Parallelamente la gestione elettronica SID (Subaru Intelligent Drive) permette tre livelli di comportamento del motore guidato “by wire”: uno “base”, uno “sport” e uno “sport estremo” pronto a scatenare i 407 newtonmetri di coppia massima. Il cambio manuale e’ a 6 rapporti ed e’ l’unico disponibile; a nostro parere e scandalizzando i tecnici della Subaru, e’ pronto per la pensione, da sostituire con uno sequenziale che, da solo, permettera’ un’ulteriore limatura al record stabilito lungo i 22 chilometri del “vecchio” Nurburgring, recentemente battuto da questa STI. Va da se’ che il correttore di sbandata VDC (detto piu’ spesso ESP) e’ modificabile dal pilota fino all’esclusione virtuale per lasciare al pilota sensazioni estreme. Il “virtuale” significa che a disastro imminente per il superamento delle leggi fisiche di aderenza esso interviene per fare quanto possibile per ridurre i presumibili ed ormai inevitabili danni.

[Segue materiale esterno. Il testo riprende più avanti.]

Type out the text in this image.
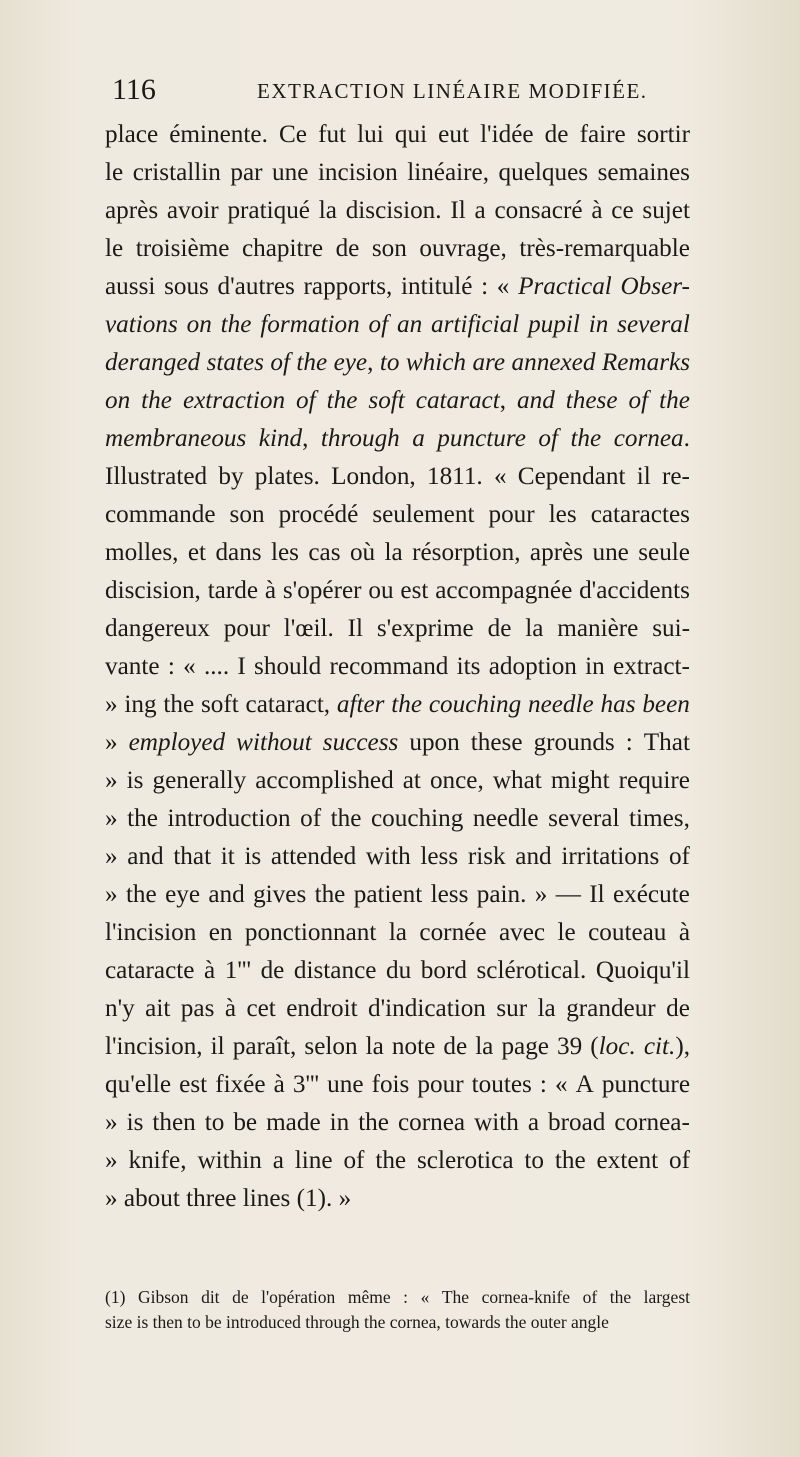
116	EXTRACTION LINÉAIRE MODIFIÉE.
place éminente. Ce fut lui qui eut l'idée de faire sortir
le cristallin par une incision linéaire, quelques semaines
après avoir pratiqué la discision. Il a consacré à ce sujet
le troisième chapitre de son ouvrage, très-remarquable
aussi sous d'autres rapports, intitulé : « Practical Obser-
vations on the formation of an artificial pupil in several
deranged states of the eye, to which are annexed Remarks
on the extraction of the soft cataract, and these of the
membraneous kind, through a puncture of the cornea.
Illustrated by plates. London, 1811. « Cependant il re-
commande son procédé seulement pour les cataractes
molles, et dans les cas où la résorption, après une seule
discision, tarde à s'opérer ou est accompagnée d'accidents
dangereux pour l'œil. Il s'exprime de la manière sui-
vante : « .... I should recommand its adoption in extract-
» ing the soft cataract, after the couching needle has been
» employed without success upon these grounds : That
» is generally accomplished at once, what might require
» the introduction of the couching needle several times,
» and that it is attended with less risk and irritations of
» the eye and gives the patient less pain. » — Il exécute
l'incision en ponctionnant la cornée avec le couteau à
cataracte à 1''' de distance du bord sclérotical. Quoiqu'il
n'y ait pas à cet endroit d'indication sur la grandeur de
l'incision, il paraît, selon la note de la page 39 (loc. cit.),
qu'elle est fixée à 3''' une fois pour toutes : « A puncture
» is then to be made in the cornea with a broad cornea-
» knife, within a line of the sclerotica to the extent of
» about three lines (1). »
(1) Gibson dit de l'opération même : « The cornea-knife of the largest
size is then to be introduced through the cornea, towards the outer angle
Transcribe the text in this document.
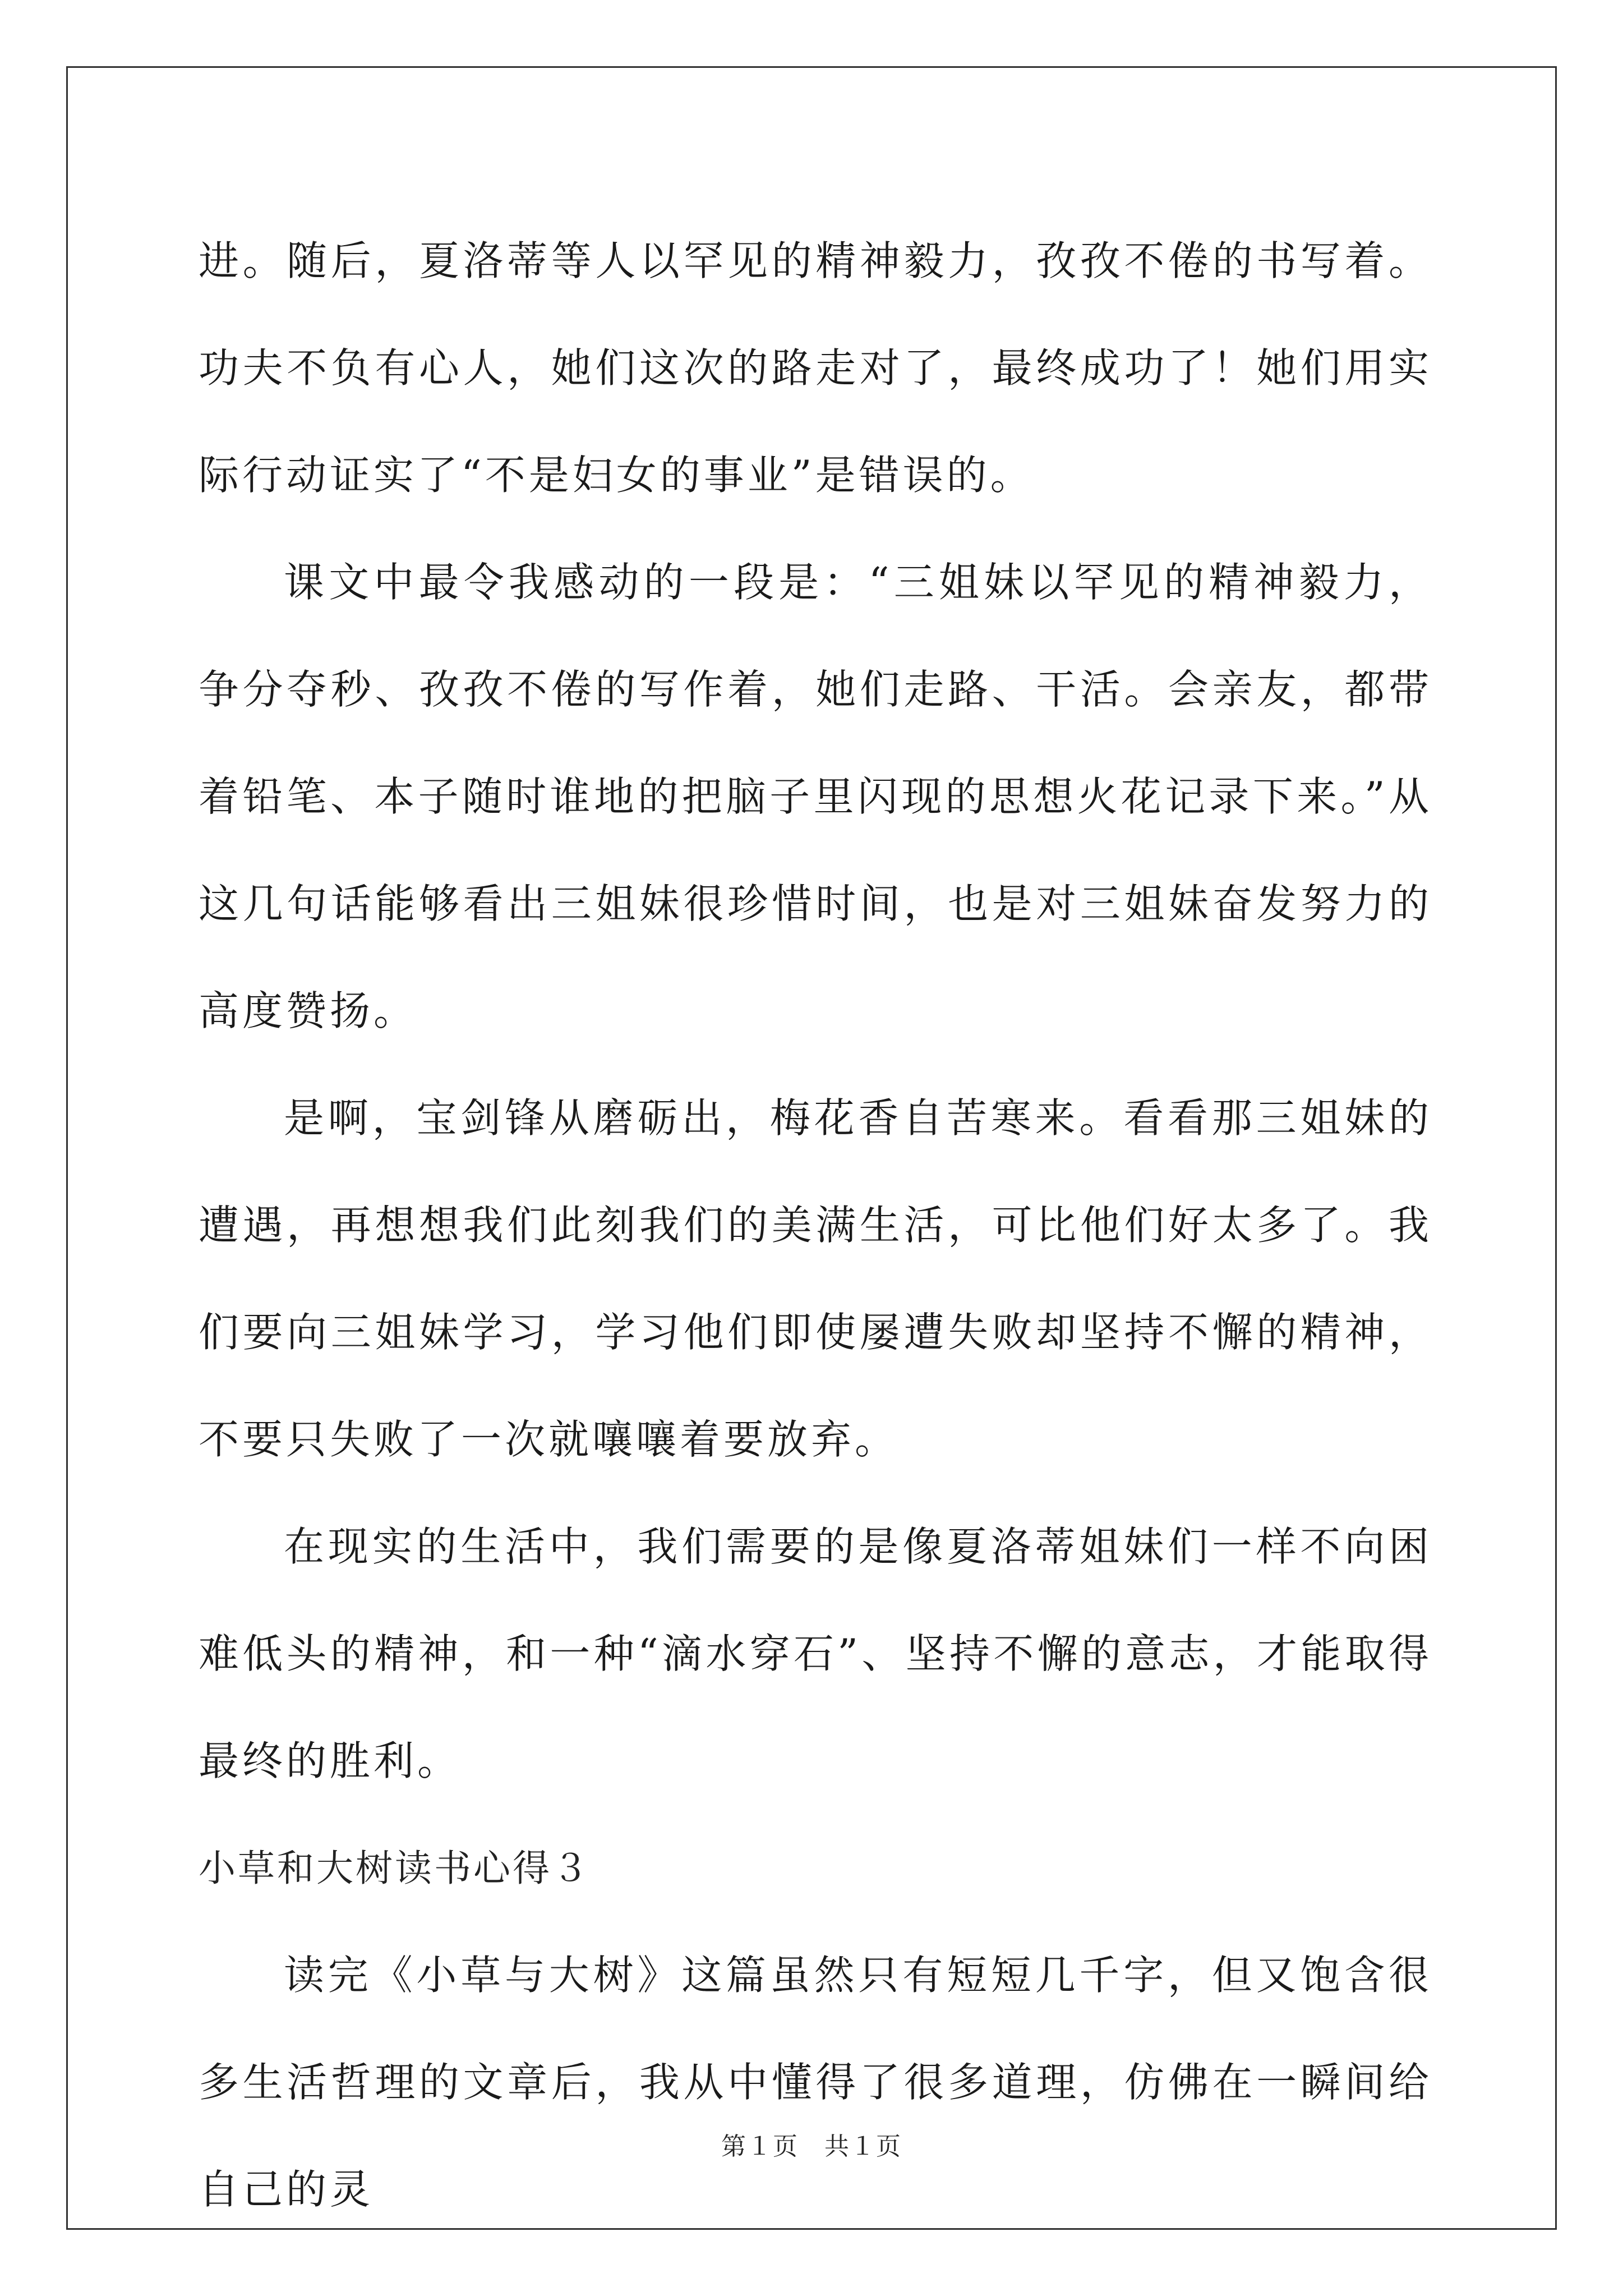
进。随后，夏洛蒂等人以罕见的精神毅力，孜孜不倦的书写着。功夫不负有心人，她们这次的路走对了，最终成功了！她们用实际行动证实了“不是妇女的事业”是错误的。

课文中最令我感动的一段是：“三姐妹以罕见的精神毅力，争分夺秒、孜孜不倦的写作着，她们走路、干活。会亲友，都带着铅笔、本子随时谁地的把脑子里闪现的思想火花记录下来。”从这几句话能够看出三姐妹很珍惜时间，也是对三姐妹奋发努力的高度赞扬。

是啊，宝剑锋从磨砺出，梅花香自苦寒来。看看那三姐妹的遭遇，再想想我们此刻我们的美满生活，可比他们好太多了。我们要向三姐妹学习，学习他们即使屡遭失败却坚持不懈的精神，不要只失败了一次就嚷嚷着要放弃。

在现实的生活中，我们需要的是像夏洛蒂姐妹们一样不向困难低头的精神，和一种“滴水穿石”、坚持不懈的意志，才能取得最终的胜利。

小草和大树读书心得３

读完《小草与大树》这篇虽然只有短短几千字，但又饱含很多生活哲理的文章后，我从中懂得了很多道理，仿佛在一瞬间给自己的灵

第１页　共１页
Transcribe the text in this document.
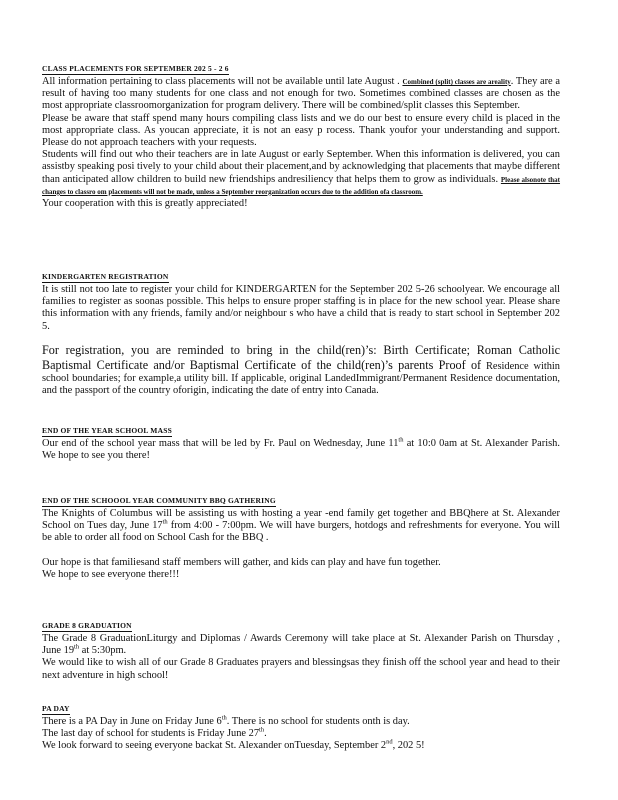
CLASS PLACEMENTS FOR SEPTEMBER 202 5 - 2 6

All information pertaining to class placements will not be available until late August . Combined (split) classes are areality. They are a result of having too many students for one class and not enough for two. Sometimes combined classes are chosen as the most appropriate classroomorganization for program delivery. There will be combined/split classes this September.

Please be aware that staff spend many hours compiling class lists and we do our best to ensure every child is placed in the most appropriate class. As youcan appreciate, it is not an easy p rocess. Thank youfor your understanding and support. Please do not approach teachers with your requests.

Students will find out who their teachers are in late August or early September. When this information is delivered, you can assistby speaking posi tively to your child about their placement,and by acknowledging that placements that maybe different than anticipated allow children to build new friendships andresiliency that helps them to grow as individuals. Please alsonote that changes to classro om placements will not be made, unless a September reorganization occurs due to the addition ofa classroom.

Your cooperation with this is greatly appreciated!

KINDERGARTEN REGISTRATION

It is still not too late to register your child for KINDERGARTEN for the September 202 5-26 schoolyear. We encourage all families to register as soonas possible. This helps to ensure proper staffing is in place for the new school year. Please share this information with any friends, family and/or neighbour s who have a child that is ready to start school in September 202 5.

For registration, you are reminded to bring in the child(ren)’s: Birth Certificate; Roman Catholic Baptismal Certificate and/or Baptismal Certificate of the child(ren)’s parents Proof of Residence within school boundaries; for example,a utility bill. If applicable, original LandedImmigrant/Permanent Residence documentation, and the passport of the country oforigin, indicating the date of entry into Canada.

END OF THE YEAR SCHOOL MASS

Our end of the school year mass that will be led by Fr. Paul on Wednesday, June 11th at 10:0 0am at St. Alexander Parish. We hope to see you there!

END OF THE SCHOOOL YEAR COMMUNITY BBQ GATHERING

The Knights of Columbus will be assisting us with hosting a year -end family get together and BBQhere at St. Alexander School on Tues day, June 17th from 4:00 - 7:00pm. We will have burgers, hotdogs and refreshments for everyone. You will be able to order all food on School Cash for the BBQ .

Our hope is that familiesand staff members will gather, and kids can play and have fun together.

We hope to see everyone there!!!

GRADE 8 GRADUATION

The Grade 8 GraduationLiturgy and Diplomas / Awards Ceremony will take place at St. Alexander Parish on Thursday , June 19th at 5:30pm.

We would like to wish all of our Grade 8 Graduates prayers and blessingsas they finish off the school year and head to their next adventure in high school!

PA DAY

There is a PA Day in June on Friday June 6th. There is no school for students onth is day.

The last day of school for students is Friday June 27th.

We look forward to seeing everyone backat St. Alexander onTuesday, September 2nd, 202 5!
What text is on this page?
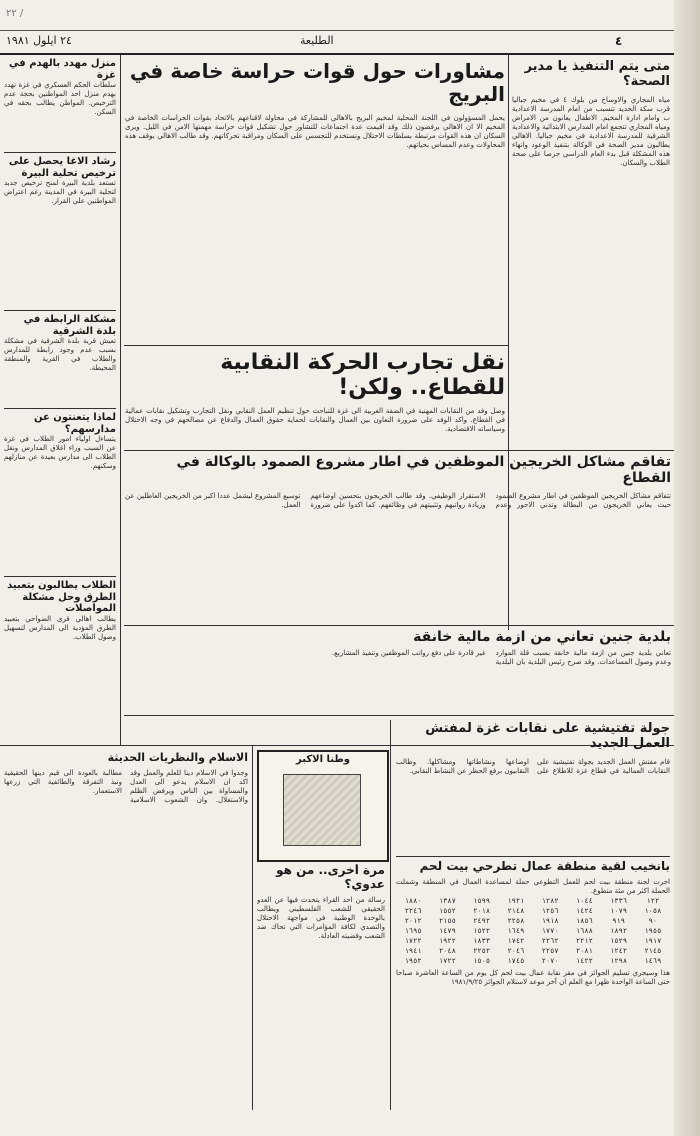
٤
الطليعة
٢٤ ايلول ١٩٨١
٢٢ /
متى يتم التنفيذ يا مدير الصحة؟
مياه المجاري والاوساخ من بلوك ٤ في مخيم جباليا قرب سكة الحديد تتسبب من امام المدرسة الاعدادية ب وامام ادارة المخيم. الاطفال يعانون من الامراض ومياه المجاري تتجمع امام المدارس الابتدائية والاعدادية الشرقية للمدرسة الاعدادية في مخيم جباليا. الاهالي يطالبون مدير الصحة في الوكالة بتنفيذ الوعود وانهاء هذه المشكلة قبل بدء العام الدراسي حرصا على صحة الطلاب والسكان.
مشاورات حول قوات حراسة خاصة في البريج
يحمل المسؤولون في اللجنة المحلية لمخيم البريج بالاهالي للمشاركة في محاولة لاقناعهم بالاتحاد بقوات الحراسات الخاصة في المخيم الا ان الاهالي يرفضون ذلك وقد اقيمت عدة اجتماعات للتشاور حول تشكيل قوات حراسة مهمتها الامن في الليل. ويرى السكان ان هذه القوات مرتبطة بسلطات الاحتلال وتستخدم للتجسس على السكان ومراقبة تحركاتهم. وقد طالب الاهالي بوقف هذه المحاولات وعدم المساس بحياتهم.
منزل مهدد بالهدم في غزة
سلطات الحكم العسكري في غزة تهدد بهدم منزل احد المواطنين بحجة عدم الترخيص. المواطن يطالب بحقه في السكن.
رشاد الاغا يحصل على ترخيص تحلية البيرة
تستعد بلدية البيرة لمنح ترخيص جديد لتحلية البيرة في المدينة رغم اعتراض المواطنين على القرار.
مشكلة الرابطة في بلدة الشرقية
تعيش قرية بلدة الشرقية في مشكلة بسبب عدم وجود رابطة للمدارس والطلاب في القرية والمنطقة المحيطة.
لماذا يتعنتون عن مدارسهم؟
يتساءل اولياء امور الطلاب في غزة عن السبب وراء اغلاق المدارس ونقل الطلاب الى مدارس بعيدة عن منازلهم وسكنهم.
الطلاب يطالبون بتعبيد الطرق وحل مشكلة المواصلات
يطالب اهالي قرى الضواحي بتعبيد الطرق المؤدية الى المدارس لتسهيل وصول الطلاب.
نقل تجارب الحركة النقابية للقطاع.. ولكن!
وصل وفد من النقابات المهنية في الضفة الغربية الى غزة للتباحث حول تنظيم العمل النقابي ونقل التجارب وتشكيل نقابات عمالية في القطاع. واكد الوفد على ضرورة التعاون بين العمال والنقابات لحماية حقوق العمال والدفاع عن مصالحهم في وجه الاحتلال وسياساته الاقتصادية.
تفاقم مشاكل الخريجين الموظفين في اطار مشروع الصمود بالوكالة في القطاع
تتفاقم مشاكل الخريجين الموظفين في اطار مشروع الصمود حيث يعاني الخريجون من البطالة وتدني الاجور وعدم الاستقرار الوظيفي. وقد طالب الخريجون بتحسين اوضاعهم وزيادة رواتبهم وتثبيتهم في وظائفهم. كما اكدوا على ضرورة توسيع المشروع ليشمل عددا اكبر من الخريجين العاطلين عن العمل.
بلدية جنين تعاني من ازمة مالية خانقة
تعاني بلدية جنين من ازمة مالية خانقة بسبب قلة الموارد وعدم وصول المساعدات. وقد صرح رئيس البلدية بان البلدية غير قادرة على دفع رواتب الموظفين وتنفيذ المشاريع.
جولة تفتيشية على نقابات غزة لمفتش العمل الجديد
قام مفتش العمل الجديد بجولة تفتيشية على النقابات العمالية في قطاع غزة للاطلاع على اوضاعها ونشاطاتها ومشاكلها. وطالب النقابيون برفع الحظر عن النشاط النقابي.
وطنا الاكبر
مرة أخرى.. من هو عدوي؟
رسالة من احد القراء يتحدث فيها عن العدو الحقيقي للشعب الفلسطيني ويطالب بالوحدة الوطنية في مواجهة الاحتلال والتصدي لكافة المؤامرات التي تحاك ضد الشعب وقضيته العادلة.
الاسلام والنظريات الحديثة
وجدوا في الاسلام دينا للعلم والعمل وقد اكد ان الاسلام يدعو الى العدل والمساواة بين الناس ويرفض الظلم والاستغلال. وان الشعوب الاسلامية مطالبة بالعودة الى قيم دينها الحقيقية ونبذ التفرقة والطائفية التي زرعها الاستعمار.
بانخيب لقية منطقة عمال تطرحي بيت لحم
اجرت لجنة منطقة بيت لحم للعمل التطوعي حملة لمساعدة العمال في المنطقة وشملت الحملة اكثر من مئة متطوع.
١٢٢	١٣٣٦	١٠٤٤	١٢٨٢	١٩٢١	١٥٩٩	١٣٨٧	١٨٨٠
١٠٥٨	١٠٧٩	١٤٢٤	١٢٥٦	٢١٤٨	٢٠١٨	١٥٥٢	٢٢٤٦
٩٠	٩١٩	١٨٥٦	١٩١٨	٢٢٥٨	٢٤٩٢	٢١٥٥	٢٠١٢
١٩٥٥	١٨٩٢	١٦٨٨	١٧٧٠	١٦٤٩	١٥٢٢	١٤٧٩	١٦٩٥
١٩١٧	١٥٢٩	٢٢١٢	٢٢٦٢	١٧٤٢	١٨٣٣	١٩٢٢	١٧٢٢
٢١٤٥	١٢٤٢	٢٠٨١	٢٢٥٧	٢٠٤٦	٢٢٥٢	٢٠٤٨	١٩٤١
١٤٦٩	١٢٩٨	١٤٢٢	٢٠٧٠	١٧٤٥	١٥٠٥	١٧٢٢	١٩٥٢
هذا وسيجري تسليم الجوائز في مقر نقابة عمال بيت لحم كل يوم من الساعة العاشرة صباحا حتى الساعة الواحدة ظهرا مع العلم ان آخر موعد لاستلام الجوائز ١٩٨١/٩/٢٥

Guidarla sui tornanti della Futa ha riproposto un’avventura piacevole a partire dalla posizione di guida, la strumentazione che predilige il contagiri, la pedaliera sportiva e spaziata. L’interno complessivo, con arredamento in nero e cuciture in rosso, lascia presagire il carattere corsaiolo della STI che pero’ puo’ essere efficacemente reso docile con una guida assennata. Ne’ mancano raffinatezze come il sistema autofrenante per le ripartenze in salita, e il segnalatore di usura delle guarnizioni d’attrito dei freni (“pastiglie”) anche per le ruote posteriori. La scelta delle quattro porte e’ appropriata mentre i 5 posti sono improbabili, meglio ritenerla una 4 posti comodi. Abbiamo realizzato in due ore di guida, con la tre volumi senza alettone, una media attorno ai 6 km/litro naturalmente estendibile con un impegno meno esaltante. Pneumatici di serie 245/40 – 18. Gli intervalli di manutenzione sono previsti ogni 15.000 chilometri. La scelta degli accessori optional permette una prevedibile ulteriore personalizzazione della STI.